Sri Chinmoy's World-Harmony-Run Song

    Due to its simplicity and its catchy tune, it is unlikely ever to have a "quintessential" version, but has more chance of remaining a popular standard. In Australia, a competition has been launched among schools, to determine the best arrangement of the song. Already, many versions have been recorded, many of which can be downloaded from the song's own website: Sri Chinmoy's World-Harmony-Run Song. From here, listeners can enjoy the cute, tuned-percussion arrangement of Palicky, an all-female, Czech ensemble (whose name, appropriately, translates roughly to "musical sticks"); or the celebratory sounds of a steel drum band from Dominica. The toe-tapping arrangement of Canadian guitarist Pavaka Ritchot is on the rapidly increasing play list, alongside the jazz arrangement of Austrian musician Vidyutonnati Spitzer.

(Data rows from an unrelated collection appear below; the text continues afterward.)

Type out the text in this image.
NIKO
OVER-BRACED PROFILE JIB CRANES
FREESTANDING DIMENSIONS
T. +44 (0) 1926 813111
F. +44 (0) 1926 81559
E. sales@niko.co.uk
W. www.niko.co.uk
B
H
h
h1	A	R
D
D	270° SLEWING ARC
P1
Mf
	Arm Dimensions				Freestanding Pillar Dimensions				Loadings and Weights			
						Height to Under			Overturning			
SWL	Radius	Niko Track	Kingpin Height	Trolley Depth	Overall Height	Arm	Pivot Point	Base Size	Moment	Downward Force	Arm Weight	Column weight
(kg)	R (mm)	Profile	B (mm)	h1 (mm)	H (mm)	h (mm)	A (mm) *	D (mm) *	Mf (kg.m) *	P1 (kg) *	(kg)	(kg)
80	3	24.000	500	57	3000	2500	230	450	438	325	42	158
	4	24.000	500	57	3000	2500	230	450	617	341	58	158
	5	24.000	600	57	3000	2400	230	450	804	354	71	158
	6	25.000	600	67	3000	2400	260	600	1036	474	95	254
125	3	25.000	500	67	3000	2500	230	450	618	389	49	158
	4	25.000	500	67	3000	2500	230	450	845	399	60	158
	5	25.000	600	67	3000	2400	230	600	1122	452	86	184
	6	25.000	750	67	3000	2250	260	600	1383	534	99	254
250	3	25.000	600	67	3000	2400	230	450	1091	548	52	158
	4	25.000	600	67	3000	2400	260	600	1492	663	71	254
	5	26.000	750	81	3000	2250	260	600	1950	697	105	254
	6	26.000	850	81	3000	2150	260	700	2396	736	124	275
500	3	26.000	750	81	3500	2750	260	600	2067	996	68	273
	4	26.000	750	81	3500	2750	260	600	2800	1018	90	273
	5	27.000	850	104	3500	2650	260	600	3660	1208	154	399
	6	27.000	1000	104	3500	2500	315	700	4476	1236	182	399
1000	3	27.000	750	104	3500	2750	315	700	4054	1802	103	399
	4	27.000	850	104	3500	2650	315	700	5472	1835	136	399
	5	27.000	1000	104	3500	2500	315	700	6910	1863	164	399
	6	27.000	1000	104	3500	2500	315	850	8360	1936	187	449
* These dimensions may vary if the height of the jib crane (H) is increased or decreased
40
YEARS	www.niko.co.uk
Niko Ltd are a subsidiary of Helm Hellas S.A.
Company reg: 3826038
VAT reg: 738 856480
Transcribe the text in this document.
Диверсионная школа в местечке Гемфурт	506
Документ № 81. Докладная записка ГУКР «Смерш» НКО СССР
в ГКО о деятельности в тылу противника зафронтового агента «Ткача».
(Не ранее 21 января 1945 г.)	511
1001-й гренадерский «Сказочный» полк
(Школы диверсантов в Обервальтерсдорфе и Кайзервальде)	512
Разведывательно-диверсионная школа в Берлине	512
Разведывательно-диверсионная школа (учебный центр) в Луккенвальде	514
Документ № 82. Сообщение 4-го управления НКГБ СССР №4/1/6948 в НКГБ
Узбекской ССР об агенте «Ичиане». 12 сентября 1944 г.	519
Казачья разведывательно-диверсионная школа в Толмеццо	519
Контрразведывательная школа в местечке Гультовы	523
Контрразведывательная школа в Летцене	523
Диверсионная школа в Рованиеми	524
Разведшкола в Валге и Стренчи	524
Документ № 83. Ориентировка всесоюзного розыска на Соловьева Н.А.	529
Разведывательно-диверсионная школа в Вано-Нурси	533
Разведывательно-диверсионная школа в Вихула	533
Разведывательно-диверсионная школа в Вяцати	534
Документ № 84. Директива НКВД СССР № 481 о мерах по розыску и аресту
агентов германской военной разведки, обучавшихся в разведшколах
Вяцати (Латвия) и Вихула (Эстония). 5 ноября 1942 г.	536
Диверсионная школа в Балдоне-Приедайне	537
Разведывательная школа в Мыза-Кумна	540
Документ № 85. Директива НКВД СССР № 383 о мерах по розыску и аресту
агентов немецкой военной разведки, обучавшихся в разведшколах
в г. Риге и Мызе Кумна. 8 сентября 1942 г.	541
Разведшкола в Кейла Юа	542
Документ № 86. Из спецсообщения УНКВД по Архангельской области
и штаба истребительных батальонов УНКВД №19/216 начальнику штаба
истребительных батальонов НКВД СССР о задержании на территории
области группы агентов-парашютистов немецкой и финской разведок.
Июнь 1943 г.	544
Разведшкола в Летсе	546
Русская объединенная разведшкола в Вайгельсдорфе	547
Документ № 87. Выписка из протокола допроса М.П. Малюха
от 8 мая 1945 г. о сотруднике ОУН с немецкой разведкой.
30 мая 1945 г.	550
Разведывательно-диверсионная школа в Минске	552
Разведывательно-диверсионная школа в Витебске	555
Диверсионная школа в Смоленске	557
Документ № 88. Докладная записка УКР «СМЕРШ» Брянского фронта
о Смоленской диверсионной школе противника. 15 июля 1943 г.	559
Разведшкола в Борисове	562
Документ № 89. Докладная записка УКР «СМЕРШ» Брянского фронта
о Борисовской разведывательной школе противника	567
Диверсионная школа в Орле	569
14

    Australian musicians have provided some of the more interesting versions. One local band, the Freeloaders, performed as the Run travelled through Canberra, providing reggae, salsa and Beatles-inspired (think "Twist and Shout") versions of the song. (These live performances are not currently on the website, as the Freeloaders plan to make a studio recording.) A Canberra school has entered a rap version into the competition.

    While it is in no immediate danger of overtaking "Yesterday" as the most recorded song in history, it shares an infectious simplicity with the Beatles' classic that leaves potential for countless versions. As the World Harmony Run is set to become a regular event, the past few months might provide just a hint of the ways in which this eclectic song will be heard.